In our household, the end of summer is capped off with a visit to Science World in Vancouver, B.C. For the kids it’s a chance to spend the day playing amongst exhibits, simulators and demonstrations. For me it’s a chance to see how my own instructional practice stacks up against the highly engaging learning environment of this science and discovery centre. With this most recent visit, it provided an opportunity to see how gamification is employed throughout the exhibit floor and how the concept of feedback is a critical gaming mechanism. With that said the concept of feedback is certainly not new to educators. However in a gamified setting feedback helps to drive engagement and ultimately encourages the participant to “try it again”.
[box] “The feedback system tells the player how close they are to achieving the goal. It can take the form of points, levels, a score, or a progress bar. Or, in its most basic form, the feedback system can be as simple as the players’ knowledge of an objective outcome: “The game is over when…” Real-time feedback serves as a promise to the players that goal is definitely achievable, and it provides motivation to keep playing.” – Jane McGonigal (Reality is Broken)[/box]
So what did I learn about the power of feedback in the gamified setting of Science World? And in our exploration of gamification in the classroom, how can we use feedback and assessment to drive learning and engagement?
Quick and instant
What helps to make the hands-on exhibits so engaging is the fact that the participant does not have to wait long to see the result or outcome of their attempt and effort. In many instances the feedback was instantaneous, allowing the participant to try again almost immediately.
Brief and easy to understand
Similarly, feedback was brief and easy to understand. Many times the feedback was presented in different ways through graphics, video and even sound. Ultimately if the feedback was to be of any use to the participant it was important that the information was brief yet easy to interpret.
Relevant and detailed
If feedback is to be brief in length then it needs to be concise and relevant to the task or activity at hand. The exhibits were extremely effective in staying on point and only providing feedback that was specific to the participant, their particular task and their current point of progress.
Relevant feedback also helps to inform the next attempt. Along with feedback that outlined what was done correctly or incorrectly, many of the exhibit activities also provided feedback on what participants could try differently on their next attempt. This type of feedback ultimately makes it difficult for one to simply leave an activity after just one try.

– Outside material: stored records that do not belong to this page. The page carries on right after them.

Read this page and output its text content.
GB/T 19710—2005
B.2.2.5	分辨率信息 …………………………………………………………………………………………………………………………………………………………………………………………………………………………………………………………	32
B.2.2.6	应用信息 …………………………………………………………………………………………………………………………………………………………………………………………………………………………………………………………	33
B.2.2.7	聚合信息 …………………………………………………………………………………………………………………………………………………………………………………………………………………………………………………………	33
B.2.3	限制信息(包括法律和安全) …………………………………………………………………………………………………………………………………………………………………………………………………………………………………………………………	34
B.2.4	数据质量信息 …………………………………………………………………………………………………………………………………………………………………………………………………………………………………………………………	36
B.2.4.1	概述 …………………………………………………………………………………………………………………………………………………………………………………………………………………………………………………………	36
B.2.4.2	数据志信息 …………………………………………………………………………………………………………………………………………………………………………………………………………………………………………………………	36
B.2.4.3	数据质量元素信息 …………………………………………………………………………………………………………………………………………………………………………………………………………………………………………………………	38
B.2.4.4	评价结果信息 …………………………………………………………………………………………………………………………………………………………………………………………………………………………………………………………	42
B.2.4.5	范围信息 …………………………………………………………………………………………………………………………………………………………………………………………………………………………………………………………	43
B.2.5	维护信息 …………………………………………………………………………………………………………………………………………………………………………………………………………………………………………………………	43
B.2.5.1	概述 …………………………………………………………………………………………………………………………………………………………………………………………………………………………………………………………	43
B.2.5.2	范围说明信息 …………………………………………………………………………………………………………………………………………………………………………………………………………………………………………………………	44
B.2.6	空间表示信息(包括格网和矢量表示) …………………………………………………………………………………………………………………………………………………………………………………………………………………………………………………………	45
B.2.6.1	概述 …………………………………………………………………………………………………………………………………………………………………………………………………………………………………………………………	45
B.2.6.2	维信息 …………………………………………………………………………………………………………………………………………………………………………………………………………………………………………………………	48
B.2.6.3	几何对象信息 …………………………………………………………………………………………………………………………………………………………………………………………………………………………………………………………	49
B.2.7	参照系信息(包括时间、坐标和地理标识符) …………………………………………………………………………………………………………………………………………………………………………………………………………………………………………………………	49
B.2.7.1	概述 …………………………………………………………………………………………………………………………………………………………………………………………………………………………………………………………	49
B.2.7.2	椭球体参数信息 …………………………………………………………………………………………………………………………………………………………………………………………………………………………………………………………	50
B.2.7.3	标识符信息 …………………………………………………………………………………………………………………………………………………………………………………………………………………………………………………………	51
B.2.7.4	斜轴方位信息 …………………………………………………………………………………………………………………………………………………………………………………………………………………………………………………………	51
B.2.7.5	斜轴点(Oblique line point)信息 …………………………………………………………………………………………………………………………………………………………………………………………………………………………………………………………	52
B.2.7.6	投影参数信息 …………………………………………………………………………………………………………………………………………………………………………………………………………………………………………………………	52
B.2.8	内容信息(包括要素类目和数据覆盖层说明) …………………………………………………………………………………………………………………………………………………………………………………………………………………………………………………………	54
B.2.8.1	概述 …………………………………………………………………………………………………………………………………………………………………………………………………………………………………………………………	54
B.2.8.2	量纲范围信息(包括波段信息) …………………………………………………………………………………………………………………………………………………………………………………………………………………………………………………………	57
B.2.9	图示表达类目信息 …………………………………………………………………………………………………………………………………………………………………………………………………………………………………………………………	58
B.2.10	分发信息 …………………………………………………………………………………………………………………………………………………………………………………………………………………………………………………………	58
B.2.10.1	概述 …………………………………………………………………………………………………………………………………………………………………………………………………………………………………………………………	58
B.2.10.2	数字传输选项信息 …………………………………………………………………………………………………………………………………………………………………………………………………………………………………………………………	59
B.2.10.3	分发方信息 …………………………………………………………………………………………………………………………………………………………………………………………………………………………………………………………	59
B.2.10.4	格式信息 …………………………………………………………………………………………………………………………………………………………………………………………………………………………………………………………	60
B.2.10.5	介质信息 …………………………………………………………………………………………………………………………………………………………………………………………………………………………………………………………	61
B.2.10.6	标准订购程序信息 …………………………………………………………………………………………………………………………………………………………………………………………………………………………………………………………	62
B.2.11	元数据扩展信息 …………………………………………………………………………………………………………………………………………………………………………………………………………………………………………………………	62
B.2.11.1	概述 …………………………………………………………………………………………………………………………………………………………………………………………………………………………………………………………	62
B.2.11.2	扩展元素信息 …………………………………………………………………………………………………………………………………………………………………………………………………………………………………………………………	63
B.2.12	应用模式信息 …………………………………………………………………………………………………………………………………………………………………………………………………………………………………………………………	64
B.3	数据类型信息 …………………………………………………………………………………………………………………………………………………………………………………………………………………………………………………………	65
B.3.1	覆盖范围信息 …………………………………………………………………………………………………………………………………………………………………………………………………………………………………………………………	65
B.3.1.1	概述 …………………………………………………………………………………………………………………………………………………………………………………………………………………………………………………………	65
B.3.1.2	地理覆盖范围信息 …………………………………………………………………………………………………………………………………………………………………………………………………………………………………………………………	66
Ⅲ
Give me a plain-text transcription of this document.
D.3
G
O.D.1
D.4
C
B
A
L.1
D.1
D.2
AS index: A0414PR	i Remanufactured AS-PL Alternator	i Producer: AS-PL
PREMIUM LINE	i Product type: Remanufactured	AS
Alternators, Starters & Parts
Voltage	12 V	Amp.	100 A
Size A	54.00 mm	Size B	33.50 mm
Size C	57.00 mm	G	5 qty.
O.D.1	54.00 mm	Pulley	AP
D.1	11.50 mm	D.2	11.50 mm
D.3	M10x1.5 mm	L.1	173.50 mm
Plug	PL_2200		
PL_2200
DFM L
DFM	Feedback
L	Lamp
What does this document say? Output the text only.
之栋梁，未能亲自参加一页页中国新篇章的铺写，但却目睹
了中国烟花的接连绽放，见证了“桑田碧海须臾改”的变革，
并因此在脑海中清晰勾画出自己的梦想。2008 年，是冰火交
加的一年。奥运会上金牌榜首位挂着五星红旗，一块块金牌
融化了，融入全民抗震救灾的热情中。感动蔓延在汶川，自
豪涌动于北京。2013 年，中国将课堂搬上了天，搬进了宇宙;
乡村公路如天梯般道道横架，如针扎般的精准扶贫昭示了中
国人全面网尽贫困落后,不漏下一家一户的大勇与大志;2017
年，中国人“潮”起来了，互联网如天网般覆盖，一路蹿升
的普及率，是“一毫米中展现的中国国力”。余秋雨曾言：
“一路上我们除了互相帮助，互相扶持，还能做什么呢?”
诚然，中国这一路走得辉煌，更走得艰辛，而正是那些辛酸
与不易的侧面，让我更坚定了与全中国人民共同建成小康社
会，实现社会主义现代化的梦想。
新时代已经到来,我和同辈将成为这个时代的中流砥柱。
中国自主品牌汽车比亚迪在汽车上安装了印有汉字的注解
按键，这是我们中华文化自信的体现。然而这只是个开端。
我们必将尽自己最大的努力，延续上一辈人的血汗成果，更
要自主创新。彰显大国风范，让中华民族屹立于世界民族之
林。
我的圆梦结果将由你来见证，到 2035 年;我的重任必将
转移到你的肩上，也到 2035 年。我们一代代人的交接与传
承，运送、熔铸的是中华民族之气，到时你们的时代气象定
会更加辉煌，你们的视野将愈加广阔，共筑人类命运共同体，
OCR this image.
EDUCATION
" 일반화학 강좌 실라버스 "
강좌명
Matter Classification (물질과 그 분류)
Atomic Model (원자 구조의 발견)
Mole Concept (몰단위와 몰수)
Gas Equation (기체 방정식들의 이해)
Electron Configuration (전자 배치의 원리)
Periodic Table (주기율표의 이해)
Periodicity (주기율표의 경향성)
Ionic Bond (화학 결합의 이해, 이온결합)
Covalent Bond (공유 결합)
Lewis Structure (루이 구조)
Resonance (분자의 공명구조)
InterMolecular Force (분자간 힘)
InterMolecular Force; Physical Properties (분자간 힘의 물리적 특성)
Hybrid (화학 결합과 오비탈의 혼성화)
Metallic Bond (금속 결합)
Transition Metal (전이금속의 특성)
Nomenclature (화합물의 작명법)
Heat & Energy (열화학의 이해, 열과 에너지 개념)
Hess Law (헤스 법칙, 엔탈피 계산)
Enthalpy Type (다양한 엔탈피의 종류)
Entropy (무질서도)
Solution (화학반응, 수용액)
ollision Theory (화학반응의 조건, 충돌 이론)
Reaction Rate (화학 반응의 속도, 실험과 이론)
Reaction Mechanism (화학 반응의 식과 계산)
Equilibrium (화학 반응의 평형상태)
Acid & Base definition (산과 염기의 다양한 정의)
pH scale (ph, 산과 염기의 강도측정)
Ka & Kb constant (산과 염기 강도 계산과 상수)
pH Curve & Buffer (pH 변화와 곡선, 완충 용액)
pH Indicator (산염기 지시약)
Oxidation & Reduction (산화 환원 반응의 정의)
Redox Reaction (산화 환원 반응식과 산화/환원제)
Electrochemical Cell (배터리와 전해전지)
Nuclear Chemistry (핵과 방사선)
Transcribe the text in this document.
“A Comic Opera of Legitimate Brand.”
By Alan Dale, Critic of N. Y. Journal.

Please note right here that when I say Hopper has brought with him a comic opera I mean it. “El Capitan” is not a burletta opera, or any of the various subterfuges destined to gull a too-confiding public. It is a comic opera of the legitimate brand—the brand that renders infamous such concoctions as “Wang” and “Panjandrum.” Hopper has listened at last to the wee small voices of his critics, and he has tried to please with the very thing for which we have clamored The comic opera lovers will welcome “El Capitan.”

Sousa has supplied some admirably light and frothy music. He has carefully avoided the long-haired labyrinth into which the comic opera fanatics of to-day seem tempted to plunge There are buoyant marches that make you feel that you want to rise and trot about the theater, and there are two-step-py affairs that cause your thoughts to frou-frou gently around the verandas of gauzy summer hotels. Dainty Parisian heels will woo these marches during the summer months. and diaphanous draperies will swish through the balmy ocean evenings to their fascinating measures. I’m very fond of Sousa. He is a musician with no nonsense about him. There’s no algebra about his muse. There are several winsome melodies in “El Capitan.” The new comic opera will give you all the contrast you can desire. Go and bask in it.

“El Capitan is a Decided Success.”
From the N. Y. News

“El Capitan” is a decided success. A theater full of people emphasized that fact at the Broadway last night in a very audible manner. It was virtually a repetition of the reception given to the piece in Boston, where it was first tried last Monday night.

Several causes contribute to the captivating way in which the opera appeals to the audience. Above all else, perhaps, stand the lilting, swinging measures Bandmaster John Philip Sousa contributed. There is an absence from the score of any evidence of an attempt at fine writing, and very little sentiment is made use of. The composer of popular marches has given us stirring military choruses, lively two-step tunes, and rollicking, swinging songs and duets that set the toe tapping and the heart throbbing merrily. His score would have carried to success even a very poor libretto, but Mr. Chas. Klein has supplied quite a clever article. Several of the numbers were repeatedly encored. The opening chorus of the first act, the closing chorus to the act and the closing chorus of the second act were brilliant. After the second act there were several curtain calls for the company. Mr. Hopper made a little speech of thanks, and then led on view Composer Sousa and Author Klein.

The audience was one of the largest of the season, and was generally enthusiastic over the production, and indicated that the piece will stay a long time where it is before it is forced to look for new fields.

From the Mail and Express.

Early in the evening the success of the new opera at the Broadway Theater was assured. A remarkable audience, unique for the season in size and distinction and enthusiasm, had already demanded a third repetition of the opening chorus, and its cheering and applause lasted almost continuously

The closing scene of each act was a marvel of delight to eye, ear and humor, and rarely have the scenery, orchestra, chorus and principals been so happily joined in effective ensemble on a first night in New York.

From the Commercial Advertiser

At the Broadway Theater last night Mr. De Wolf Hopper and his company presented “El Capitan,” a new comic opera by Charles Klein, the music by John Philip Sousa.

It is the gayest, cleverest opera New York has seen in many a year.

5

Similar to the classic leaderboard posted on the screen of our favourite arcade video game, there were many interactive exhibits that made the point of sharing the results of previous participants. In some cases it was meant as a way to generate some friendly competition and further drive the need to improve one’s previous performance. In other cases, it presented a fascinating perspective in recognizing the diversity in the perceptions and attitudes of other people. It generated a type of community around the exhibit and encouraged participants to watch and learn from what others were doing.
Ideas for Technology Integration
It wouldn’t be a technology blog if there was no mention of some tech! Whether in Science World or in a classroom, designing different mechanisms of feedback provides a compelling opportunity for the integration of technology. In looking at the exhibits at Science World, technology was instrumental in providing instantaneous feedback that was brief, easy to understand and social. Enhancing feedback through technology is a powerful place to start for those of us who are continually looking to find ways to effectively integrate technology in the classroom.